"Hopefully you'll be talking to us at the end of the regatta [on Saturday]," says Rob, a 48-year-old adviser at Horticentre, who has been sailing for 35 years but will be in a vessel with his son for the first time.
"We've gone out on a bigger boat together for a cruise but it'll actually be the first time we've ever raced together."
Rob and Noah had their first training sail yesterday for a couple of hours in light, shifty winds and the father was happy with how his son handled the jib, lifted the centreboard and got the pole out when they went downwind.

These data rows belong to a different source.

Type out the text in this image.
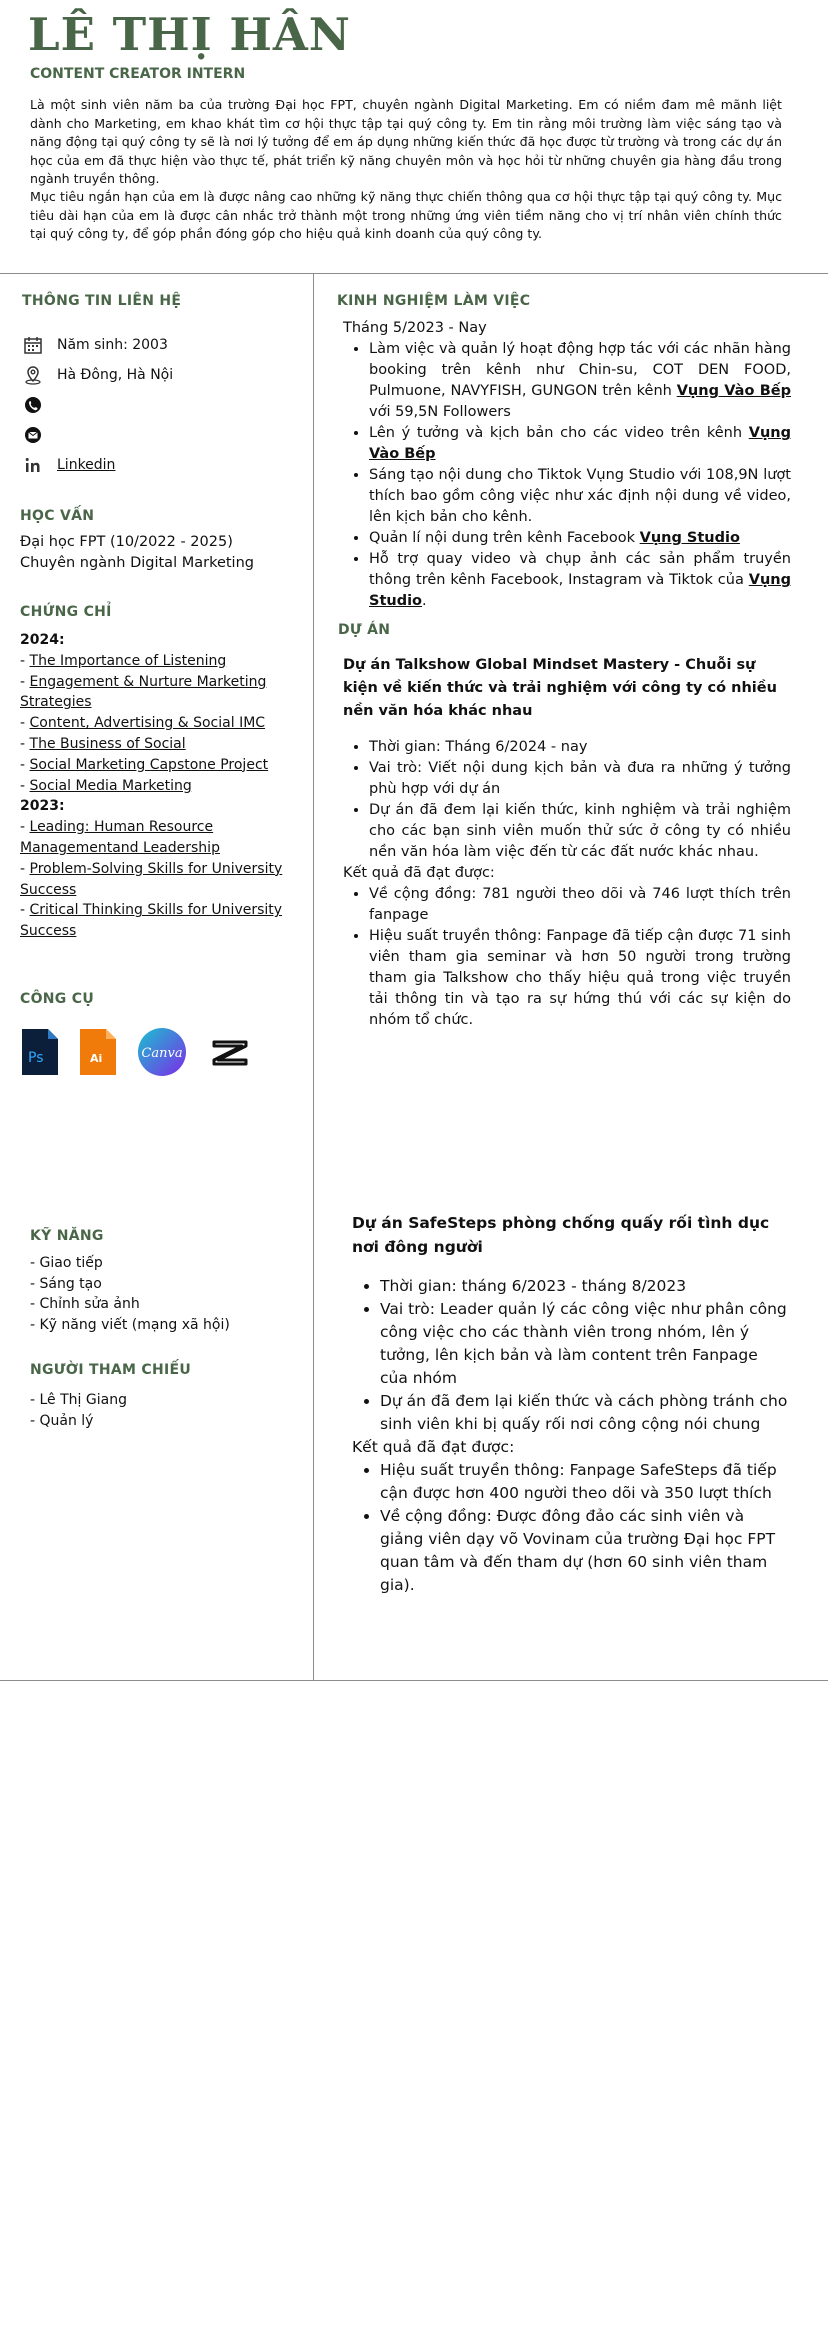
LÊ THỊ HÂN
CONTENT CREATOR INTERN

Là một sinh viên năm ba của trường Đại học FPT, chuyên ngành Digital Marketing. Em có niềm đam mê mãnh liệt dành cho Marketing, em khao khát tìm cơ hội thực tập tại quý công ty. Em tin rằng môi trường làm việc sáng tạo và năng động tại quý công ty sẽ là nơi lý tưởng để em áp dụng những kiến thức đã học được từ trường và trong các dự án học của em đã thực hiện vào thực tế, phát triển kỹ năng chuyên môn và học hỏi từ những chuyên gia hàng đầu trong ngành truyền thông.

Mục tiêu ngắn hạn của em là được nâng cao những kỹ năng thực chiến thông qua cơ hội thực tập tại quý công ty. Mục tiêu dài hạn của em là được cân nhắc trở thành một trong những ứng viên tiềm năng cho vị trí nhân viên chính thức tại quý công ty, để góp phần đóng góp cho hiệu quả kinh doanh của quý công ty.

THÔNG TIN LIÊN HỆ
Năm sinh: 2003
Hà Đông, Hà Nội
Linkedin
HỌC VẤN
Đại học FPT (10/2022 - 2025)
Chuyên ngành Digital Marketing
CHỨNG CHỈ
2024:
- The Importance of Listening
- Engagement & Nurture Marketing Strategies
- Content, Advertising & Social IMC
- The Business of Social
- Social Marketing Capstone Project
- Social Media Marketing
2023:
- Leading: Human Resource Managementand Leadership
- Problem-Solving Skills for University Success
- Critical Thinking Skills for University Success
CÔNG CỤ
Ps	Ai	Canva
KỸ NĂNG
- Giao tiếp
- Sáng tạo
- Chỉnh sửa ảnh
- Kỹ năng viết (mạng xã hội)
NGƯỜI THAM CHIẾU
- Lê Thị Giang
- Quản lý
KINH NGHIỆM LÀM VIỆC
Tháng 5/2023 - Nay
• Làm việc và quản lý hoạt động hợp tác với các nhãn hàng booking trên kênh như Chin-su, COT DEN FOOD, Pulmuone, NAVYFISH, GUNGON trên kênh Vụng Vào Bếp với 59,5N Followers
• Lên ý tưởng và kịch bản cho các video trên kênh Vụng Vào Bếp
• Sáng tạo nội dung cho Tiktok Vụng Studio với 108,9N lượt thích bao gồm công việc như xác định nội dung về video, lên kịch bản cho kênh.
• Quản lí nội dung trên kênh Facebook Vụng Studio
• Hỗ trợ quay video và chụp ảnh các sản phẩm truyền thông trên kênh Facebook, Instagram và Tiktok của Vụng Studio.
DỰ ÁN
Dự án Talkshow Global Mindset Mastery - Chuỗi sự kiện về kiến thức và trải nghiệm với công ty có nhiều nền văn hóa khác nhau
• Thời gian: Tháng 6/2024 - nay
• Vai trò: Viết nội dung kịch bản và đưa ra những ý tưởng phù hợp với dự án
• Dự án đã đem lại kiến thức, kinh nghiệm và trải nghiệm cho các bạn sinh viên muốn thử sức ở công ty có nhiều nền văn hóa làm việc đến từ các đất nước khác nhau.
Kết quả đã đạt được:
• Về cộng đồng: 781 người theo dõi và 746 lượt thích trên fanpage
• Hiệu suất truyền thông: Fanpage đã tiếp cận được 71 sinh viên tham gia seminar và hơn 50 người trong trường tham gia Talkshow cho thấy hiệu quả trong việc truyền tải thông tin và tạo ra sự hứng thú với các sự kiện do nhóm tổ chức.
Dự án SafeSteps phòng chống quấy rối tình dục nơi đông người
• Thời gian: tháng 6/2023 - tháng 8/2023
• Vai trò: Leader quản lý các công việc như phân công công việc cho các thành viên trong nhóm, lên ý tưởng, lên kịch bản và làm content trên Fanpage của nhóm
• Dự án đã đem lại kiến thức và cách phòng tránh cho sinh viên khi bị quấy rối nơi công cộng nói chung
Kết quả đã đạt được:
• Hiệu suất truyền thông: Fanpage SafeSteps đã tiếp cận được hơn 400 người theo dõi và 350 lượt thích
• Về cộng đồng: Được đông đảo các sinh viên và giảng viên dạy võ Vovinam của trường Đại học FPT quan tâm và đến tham dự (hơn 60 sinh viên tham gia).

The former Napier Intermediate pupil, who has been sailing since he was 8, is adept in controlling a Starling class single-person boat.

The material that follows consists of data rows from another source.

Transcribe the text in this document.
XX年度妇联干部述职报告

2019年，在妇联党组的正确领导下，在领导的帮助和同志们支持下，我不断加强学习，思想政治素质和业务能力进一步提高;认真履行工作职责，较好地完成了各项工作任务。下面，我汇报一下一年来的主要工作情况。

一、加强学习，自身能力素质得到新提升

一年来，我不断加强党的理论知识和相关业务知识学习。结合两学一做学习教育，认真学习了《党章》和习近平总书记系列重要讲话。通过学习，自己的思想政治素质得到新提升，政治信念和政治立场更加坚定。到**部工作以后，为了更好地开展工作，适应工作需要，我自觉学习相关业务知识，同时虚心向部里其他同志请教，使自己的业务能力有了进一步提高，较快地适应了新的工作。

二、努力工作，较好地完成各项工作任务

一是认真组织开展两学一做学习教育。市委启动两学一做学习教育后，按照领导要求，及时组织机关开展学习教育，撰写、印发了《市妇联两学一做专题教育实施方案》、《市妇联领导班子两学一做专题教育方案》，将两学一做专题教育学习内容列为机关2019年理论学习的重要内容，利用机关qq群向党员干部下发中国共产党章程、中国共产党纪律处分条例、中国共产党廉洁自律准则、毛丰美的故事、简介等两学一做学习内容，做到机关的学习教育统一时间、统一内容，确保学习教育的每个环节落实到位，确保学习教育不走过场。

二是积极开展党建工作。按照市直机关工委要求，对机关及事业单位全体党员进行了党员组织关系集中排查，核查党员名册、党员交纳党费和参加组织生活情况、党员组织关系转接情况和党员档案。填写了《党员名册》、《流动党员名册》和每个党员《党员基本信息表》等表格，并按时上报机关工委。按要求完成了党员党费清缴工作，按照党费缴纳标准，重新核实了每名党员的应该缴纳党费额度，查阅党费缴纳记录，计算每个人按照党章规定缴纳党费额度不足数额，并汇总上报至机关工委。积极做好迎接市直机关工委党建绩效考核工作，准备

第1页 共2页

The following weekend he will compete in the Starling class at the North Island Championship in Wellington.
Rob, who usually sails in the OK Dinghy class, says the skills are transferable between classes.
While he and Hans had given the youngster a taste of sailing, most of the formal training was a credit to the various club mentors Noah had received coaching from via various programmes from numerous classes, and what he had gleaned from competing at other regattas.
However, Noah came into the Windsong equation for the Hartley 16 when crew member Adrian Coulthard broke his collarbone after falling off his mountainbike.
But Coulthard's loss is Noah's gain and the youngster should thrive in the easterly breezes as a lightweight.
While no love will be lost between Hans and Rob on the water, the latter is quick to acknowledge his love for sailing and how instrumental the elder Hengst has been in fuelling that passion.
A club member gifted Windsong to Hans two years ago so the retired builder turned it into a winter project, patiently and laboriously modifying the 16-footer (4.8m) vessel into a racing breed.
"He took 150 kilos of weight out of it," says Rob of his father, who is a life member of the club and tends to volunteer his time repairing junior members' boats free of charge.
Born in the Netherlands, Hans built a little dinghy as a teenager (not long after WWII) and taught himself how to sail.
"In the 1950s there was a mass exodus of Europeans so for £10 he came over to New Zealand and worked in Wellington," says Rob, before moving to Hawke's Bay.
As a father, Hans built his children a boat when they were 5 years old and taught them the art of sailing before buying a Hartley 16 for himself.
"I actually crewed for him at his very first nationals when I was 13 years old," says a laughing Rob, revealing his father never won a nationals title.
However, Rob has finished runner-up and third in his four outings at the nationals.
His mother, Mary, wasn't into sailing but was a staunch supporter from afar.
It's a starkly different story with Rob's partner, Emma Steiner, though.
"She's going to be on the start boat of our race course," he says.
Steiner is a national champion, claiming the Hartley 16 bragging rights with Napier club mate Chris Reid at the championship in New Plymouth in 2008.
Napier club commodore Paul Redman says it was the first time in 30 years the the club hadn't hosted a New Year's Regatta at the waterfront.
"I guess it's a sign of times with so many family things going on nowadays," says Redman, emphasising the regatta in November has replaced the New Year one.
He says the Hartley 16 will be the biggest class at the nationals with 25 boats vying for the crown.